Anita GACH

(Bundesministerium für Inneres, Referat Kulturgutdelikte, Wien, Österreich)

Online auctions in the Internet are a worldwide market-place where the seller has the possibility to offer his goods (almost) anonymously for sale. This fact is abused to offer stolen, forged, illegally excavated or illegally exported works of art.
Especially the problem of fakes has increased recently and will be presented with actual case studies. The fakes, being sold over the Internet, reappear in regular terms in the art trade where they are identified and seized. The prices for the offered objects, mostly drawings and water colours, are moderate, but investigations show examples where the sellers earn easily up to 6.000 Euro per month. In addition many of these cases generate an international dimension. Buyers should develop more awareness for the fact that they might get in trouble after having bought a fake. Experts should be encouraged to make reports to Police when recognizing a fake. Often they resign to call Police because of the quantity of cases and the supposing low prices of the sheets.
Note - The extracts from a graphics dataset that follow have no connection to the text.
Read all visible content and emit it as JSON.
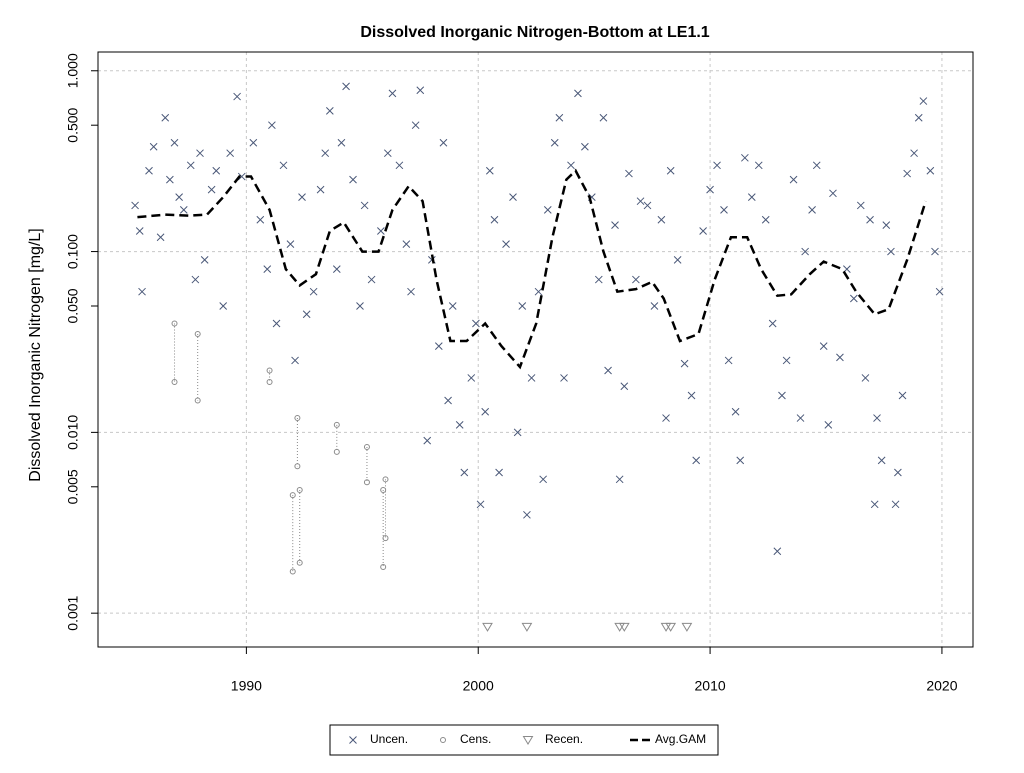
{
  "chart_data": {
    "type": "scatter",
    "title": "Dissolved Inorganic Nitrogen-Bottom at LE1.1",
    "y_label": "Dissolved Inorganic Nitrogen [mg/L]",
    "xlim": [
      1983.6,
      2021.34
    ],
    "ylim": [
      0.00065,
      1.27
    ],
    "log_y": true,
    "xticks": [
      1990,
      2000,
      2010,
      2020
    ],
    "yticks": [
      0.001,
      0.005,
      {
        "value": 0.01,
        "label": "0.010"
      },
      {
        "value": 0.05,
        "label": "0.050"
      },
      {
        "value": 0.1,
        "label": "0.100"
      },
      {
        "value": 0.5,
        "label": "0.500"
      },
      {
        "value": 1,
        "label": "1.000"
      }
    ],
    "xgrid": true,
    "ygrid": [
      0.001,
      0.01,
      0.1,
      1
    ],
    "legend": "bottom",
    "series": [
      {
        "name": "Uncen.",
        "color": "#4a5878",
        "marker": "x",
        "x": [
          1985.2,
          1985.4,
          1985.5,
          1985.8,
          1986.0,
          1986.3,
          1986.5,
          1986.7,
          1986.9,
          1987.1,
          1987.3,
          1987.6,
          1987.8,
          1988.0,
          1988.2,
          1988.5,
          1988.7,
          1989.0,
          1989.3,
          1989.6,
          1989.8,
          1990.3,
          1990.6,
          1990.9,
          1991.1,
          1991.3,
          1991.6,
          1991.9,
          1992.1,
          1992.4,
          1992.6,
          1992.9,
          1993.2,
          1993.4,
          1993.6,
          1993.9,
          1994.1,
          1994.3,
          1994.6,
          1994.9,
          1995.1,
          1995.4,
          1995.8,
          1996.1,
          1996.3,
          1996.6,
          1996.9,
          1997.1,
          1997.3,
          1997.5,
          1997.8,
          1998.0,
          1998.3,
          1998.5,
          1998.7,
          1998.9,
          1999.2,
          1999.4,
          1999.7,
          1999.9,
          2000.1,
          2000.3,
          2000.5,
          2000.7,
          2000.9,
          2001.2,
          2001.5,
          2001.7,
          2001.9,
          2002.1,
          2002.3,
          2002.6,
          2002.8,
          2003.0,
          2003.3,
          2003.5,
          2003.7,
          2004.0,
          2004.3,
          2004.6,
          2004.9,
          2005.2,
          2005.4,
          2005.6,
          2005.9,
          2006.1,
          2006.3,
          2006.5,
          2006.8,
          2007.0,
          2007.3,
          2007.6,
          2007.9,
          2008.1,
          2008.3,
          2008.6,
          2008.9,
          2009.2,
          2009.4,
          2009.7,
          2010.0,
          2010.3,
          2010.6,
          2010.8,
          2011.1,
          2011.3,
          2011.5,
          2011.8,
          2012.1,
          2012.4,
          2012.7,
          2012.9,
          2013.1,
          2013.3,
          2013.6,
          2013.9,
          2014.1,
          2014.4,
          2014.6,
          2014.9,
          2015.1,
          2015.3,
          2015.6,
          2015.9,
          2016.2,
          2016.5,
          2016.7,
          2016.9,
          2017.1,
          2017.2,
          2017.4,
          2017.6,
          2017.8,
          2018.0,
          2018.1,
          2018.3,
          2018.5,
          2018.8,
          2019.0,
          2019.2,
          2019.5,
          2019.7,
          2019.9
        ],
        "values": [
          0.18,
          0.13,
          0.06,
          0.28,
          0.38,
          0.12,
          0.55,
          0.25,
          0.4,
          0.2,
          0.17,
          0.3,
          0.07,
          0.35,
          0.09,
          0.22,
          0.28,
          0.05,
          0.35,
          0.72,
          0.26,
          0.4,
          0.15,
          0.08,
          0.5,
          0.04,
          0.3,
          0.11,
          0.025,
          0.2,
          0.045,
          0.06,
          0.22,
          0.35,
          0.6,
          0.08,
          0.4,
          0.82,
          0.25,
          0.05,
          0.18,
          0.07,
          0.13,
          0.35,
          0.75,
          0.3,
          0.11,
          0.06,
          0.5,
          0.78,
          0.009,
          0.09,
          0.03,
          0.4,
          0.015,
          0.05,
          0.011,
          0.006,
          0.02,
          0.04,
          0.004,
          0.013,
          0.28,
          0.15,
          0.006,
          0.11,
          0.2,
          0.01,
          0.05,
          0.0035,
          0.02,
          0.06,
          0.0055,
          0.17,
          0.4,
          0.55,
          0.02,
          0.3,
          0.75,
          0.38,
          0.2,
          0.07,
          0.55,
          0.022,
          0.14,
          0.0055,
          0.018,
          0.27,
          0.07,
          0.19,
          0.18,
          0.05,
          0.15,
          0.012,
          0.28,
          0.09,
          0.024,
          0.016,
          0.007,
          0.13,
          0.22,
          0.3,
          0.17,
          0.025,
          0.013,
          0.007,
          0.33,
          0.2,
          0.3,
          0.15,
          0.04,
          0.0022,
          0.016,
          0.025,
          0.25,
          0.012,
          0.1,
          0.17,
          0.3,
          0.03,
          0.011,
          0.21,
          0.026,
          0.08,
          0.055,
          0.18,
          0.02,
          0.15,
          0.004,
          0.012,
          0.007,
          0.14,
          0.1,
          0.004,
          0.006,
          0.016,
          0.27,
          0.35,
          0.55,
          0.68,
          0.28,
          0.1,
          0.06
        ]
      },
      {
        "name": "Cens.",
        "color": "#8a8a8a",
        "marker": "circle",
        "x": [
          1986.9,
          1987.9,
          1991.0,
          1992.0,
          1992.2,
          1992.3,
          1993.9,
          1995.2,
          1995.9,
          1996.0
        ],
        "lower": [
          0.019,
          0.015,
          0.019,
          0.0017,
          0.0065,
          0.0019,
          0.0078,
          0.0053,
          0.0018,
          0.0026
        ],
        "values": [
          0.04,
          0.035,
          0.022,
          0.0045,
          0.012,
          0.0048,
          0.011,
          0.0083,
          0.0048,
          0.0055
        ]
      },
      {
        "name": "Recen.",
        "color": "#8a8a8a",
        "marker": "triangle",
        "x": [
          2000.4,
          2002.1,
          2006.1,
          2006.3,
          2008.1,
          2008.3,
          2009.0
        ],
        "values": [
          0.00084,
          0.00084,
          0.00084,
          0.00084,
          0.00084,
          0.00084,
          0.00084
        ]
      },
      {
        "name": "Avg.GAM",
        "color": "#000000",
        "marker": "dashed-line",
        "x": [
          1985.3,
          1986.5,
          1987.5,
          1988.3,
          1989.0,
          1989.7,
          1990.2,
          1991.0,
          1991.7,
          1992.3,
          1993.0,
          1993.6,
          1994.2,
          1995.0,
          1995.7,
          1996.3,
          1997.0,
          1997.6,
          1998.2,
          1998.8,
          1999.5,
          2000.3,
          2001.0,
          2001.8,
          2002.5,
          2003.2,
          2003.8,
          2004.2,
          2004.8,
          2005.4,
          2006.0,
          2006.8,
          2007.5,
          2008.0,
          2008.7,
          2009.5,
          2010.2,
          2010.9,
          2011.6,
          2012.2,
          2012.9,
          2013.5,
          2014.3,
          2014.9,
          2015.7,
          2016.3,
          2017.1,
          2017.7,
          2018.5,
          2019.3
        ],
        "values": [
          0.155,
          0.16,
          0.158,
          0.16,
          0.2,
          0.26,
          0.26,
          0.17,
          0.08,
          0.065,
          0.075,
          0.13,
          0.145,
          0.1,
          0.1,
          0.17,
          0.23,
          0.19,
          0.07,
          0.032,
          0.032,
          0.04,
          0.03,
          0.023,
          0.04,
          0.12,
          0.25,
          0.28,
          0.2,
          0.1,
          0.06,
          0.062,
          0.068,
          0.055,
          0.032,
          0.035,
          0.07,
          0.12,
          0.12,
          0.08,
          0.057,
          0.058,
          0.075,
          0.088,
          0.08,
          0.06,
          0.045,
          0.048,
          0.09,
          0.19
        ]
      }
    ]
  }
}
Stolen works of art can be easily sold via the Internet because of the difficulty of screening the huge amount of offers in the Internet. One stolen painting offered at an online auction in December 2006 led to the recovery of two dozens of items that had been stolen out of private property in all over Austria. Religious objects (i.e. sculptures) are offered without being obligated to prove their provenance. In times where art theft is a constant factor in crime statistics, the purchase of cultural property in the Internet is a risky pleasure.